Updated: Sep 7, 2018
As discussed in our last MARKET CONDITIONS post (July 30, 2018), we were expecting some market movement due to an extremely active financial news week. Although the Bank of England did raise interest rates and the other economic announcements didn't seem to have a significant impact on the US Dollar at the time, other news has been driving the market over the past two weeks:
England announced that there might NOT be a deal in place with the European Union regarding Brexit prior to the deadline later this year. Also, the driving factor behind the Bank of England's recent interest rate hike may have been more related to inflation concerns rather than economic growth. These combined to send the GBP (Great British Pound) on a steep downward trajectory which negatively impacted our Target Strategy GBP/USD trade.

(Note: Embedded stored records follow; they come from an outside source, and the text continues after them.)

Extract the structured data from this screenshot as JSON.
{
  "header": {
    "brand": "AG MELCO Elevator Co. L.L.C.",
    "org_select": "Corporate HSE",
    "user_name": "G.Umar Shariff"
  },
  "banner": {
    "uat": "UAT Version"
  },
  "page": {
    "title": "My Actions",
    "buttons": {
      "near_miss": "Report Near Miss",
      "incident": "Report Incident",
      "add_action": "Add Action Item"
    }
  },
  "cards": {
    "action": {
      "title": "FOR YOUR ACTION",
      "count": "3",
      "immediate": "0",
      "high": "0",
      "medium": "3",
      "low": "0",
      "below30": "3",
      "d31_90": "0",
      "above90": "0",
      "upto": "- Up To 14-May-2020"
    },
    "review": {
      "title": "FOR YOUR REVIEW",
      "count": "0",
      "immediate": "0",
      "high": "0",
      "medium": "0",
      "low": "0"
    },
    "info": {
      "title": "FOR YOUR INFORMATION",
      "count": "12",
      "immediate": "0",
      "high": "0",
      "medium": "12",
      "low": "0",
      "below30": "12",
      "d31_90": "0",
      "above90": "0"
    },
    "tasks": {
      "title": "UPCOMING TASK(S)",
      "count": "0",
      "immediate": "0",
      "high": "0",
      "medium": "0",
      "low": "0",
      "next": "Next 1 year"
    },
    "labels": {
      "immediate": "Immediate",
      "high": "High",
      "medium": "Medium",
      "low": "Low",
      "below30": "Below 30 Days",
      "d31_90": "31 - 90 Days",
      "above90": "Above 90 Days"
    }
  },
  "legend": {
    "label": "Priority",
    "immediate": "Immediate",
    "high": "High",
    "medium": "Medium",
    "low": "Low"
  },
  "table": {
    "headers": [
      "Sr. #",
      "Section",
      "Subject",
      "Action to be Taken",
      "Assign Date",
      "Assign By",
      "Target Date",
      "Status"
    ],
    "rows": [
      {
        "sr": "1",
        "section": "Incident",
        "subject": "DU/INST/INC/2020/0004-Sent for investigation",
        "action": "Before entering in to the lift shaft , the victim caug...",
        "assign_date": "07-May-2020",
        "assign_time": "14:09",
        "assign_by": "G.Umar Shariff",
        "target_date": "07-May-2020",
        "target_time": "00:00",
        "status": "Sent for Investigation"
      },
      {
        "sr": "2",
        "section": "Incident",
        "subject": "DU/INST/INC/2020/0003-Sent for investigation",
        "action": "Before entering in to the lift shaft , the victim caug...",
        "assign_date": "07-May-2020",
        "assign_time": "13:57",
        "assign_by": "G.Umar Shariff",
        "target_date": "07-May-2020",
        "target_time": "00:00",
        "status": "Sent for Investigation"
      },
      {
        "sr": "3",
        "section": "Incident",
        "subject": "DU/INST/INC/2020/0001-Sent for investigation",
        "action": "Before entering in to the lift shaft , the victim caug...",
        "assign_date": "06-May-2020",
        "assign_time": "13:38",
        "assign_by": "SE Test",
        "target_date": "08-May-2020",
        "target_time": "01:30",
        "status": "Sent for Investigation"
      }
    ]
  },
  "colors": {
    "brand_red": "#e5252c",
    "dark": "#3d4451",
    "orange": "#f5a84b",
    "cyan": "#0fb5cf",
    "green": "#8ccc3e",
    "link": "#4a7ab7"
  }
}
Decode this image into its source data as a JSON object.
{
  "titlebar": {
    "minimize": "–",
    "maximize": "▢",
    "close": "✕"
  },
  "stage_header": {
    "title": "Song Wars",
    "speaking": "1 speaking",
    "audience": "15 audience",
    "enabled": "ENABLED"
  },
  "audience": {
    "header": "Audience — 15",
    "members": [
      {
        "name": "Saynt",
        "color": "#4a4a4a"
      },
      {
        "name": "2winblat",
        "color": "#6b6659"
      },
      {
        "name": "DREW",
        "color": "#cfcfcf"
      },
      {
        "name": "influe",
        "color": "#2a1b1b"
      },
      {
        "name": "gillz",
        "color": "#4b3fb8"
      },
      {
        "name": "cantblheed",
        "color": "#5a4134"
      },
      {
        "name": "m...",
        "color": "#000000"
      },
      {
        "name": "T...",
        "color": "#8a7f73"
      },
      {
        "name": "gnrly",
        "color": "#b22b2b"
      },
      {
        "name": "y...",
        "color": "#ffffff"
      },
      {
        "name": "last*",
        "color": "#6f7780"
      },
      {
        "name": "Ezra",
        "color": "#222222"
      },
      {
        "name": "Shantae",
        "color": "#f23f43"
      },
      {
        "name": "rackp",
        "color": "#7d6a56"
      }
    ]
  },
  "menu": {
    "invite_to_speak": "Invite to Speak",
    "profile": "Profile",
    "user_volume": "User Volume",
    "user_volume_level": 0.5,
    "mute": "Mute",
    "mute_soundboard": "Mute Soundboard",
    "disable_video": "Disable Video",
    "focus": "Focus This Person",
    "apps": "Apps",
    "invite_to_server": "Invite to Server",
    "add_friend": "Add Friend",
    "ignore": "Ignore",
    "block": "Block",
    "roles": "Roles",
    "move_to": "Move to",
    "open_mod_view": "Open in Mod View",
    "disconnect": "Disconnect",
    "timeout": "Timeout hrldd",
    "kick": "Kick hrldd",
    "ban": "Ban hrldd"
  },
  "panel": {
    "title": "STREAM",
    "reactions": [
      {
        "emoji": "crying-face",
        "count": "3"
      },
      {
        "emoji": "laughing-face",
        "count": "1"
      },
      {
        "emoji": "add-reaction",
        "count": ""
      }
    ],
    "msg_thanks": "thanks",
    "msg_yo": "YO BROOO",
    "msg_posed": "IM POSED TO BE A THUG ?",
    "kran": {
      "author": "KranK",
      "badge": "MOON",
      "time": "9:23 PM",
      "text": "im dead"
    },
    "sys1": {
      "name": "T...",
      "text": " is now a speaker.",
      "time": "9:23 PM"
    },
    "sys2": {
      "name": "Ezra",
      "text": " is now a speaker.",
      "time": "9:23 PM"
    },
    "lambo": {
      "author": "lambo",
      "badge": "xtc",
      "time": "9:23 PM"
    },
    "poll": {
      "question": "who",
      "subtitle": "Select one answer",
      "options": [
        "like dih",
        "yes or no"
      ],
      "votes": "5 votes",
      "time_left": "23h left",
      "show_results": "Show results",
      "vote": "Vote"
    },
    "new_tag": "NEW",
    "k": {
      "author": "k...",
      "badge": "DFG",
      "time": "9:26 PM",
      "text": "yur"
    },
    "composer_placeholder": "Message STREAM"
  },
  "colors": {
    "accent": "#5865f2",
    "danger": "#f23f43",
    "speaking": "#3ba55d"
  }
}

Turkey is being accused of manipulating their currency (Turkish Lira), falsifying financial data, and there is speculation that Turkey's economy is on the brink of collapse, similar to the financial crisis in Greece in 2015. Since the European Banks are the primary holders of Turkey's debt, the EURO dropped significantly in response. To compound the issue, the US Dollar is often viewed as a safe haven so the USD rose. Both of these negatively impacted our Target Strategy EUR/USD trade.
Prior to these news announcements, the US Dollar was still within a structured move and our targets had a high probability of being hit even though we were in a sizeable drawdown. As a result of the Brexit and Turkey news announcements, the USD did break structure last week. At this time, our price targets are not looking very promising in the near term for our USD trades.
I'll be looking for the best opportunity to close out at least a portion of our USD trades (potentially at a small loss) in order to free up some margin to continue trading other currency pairs.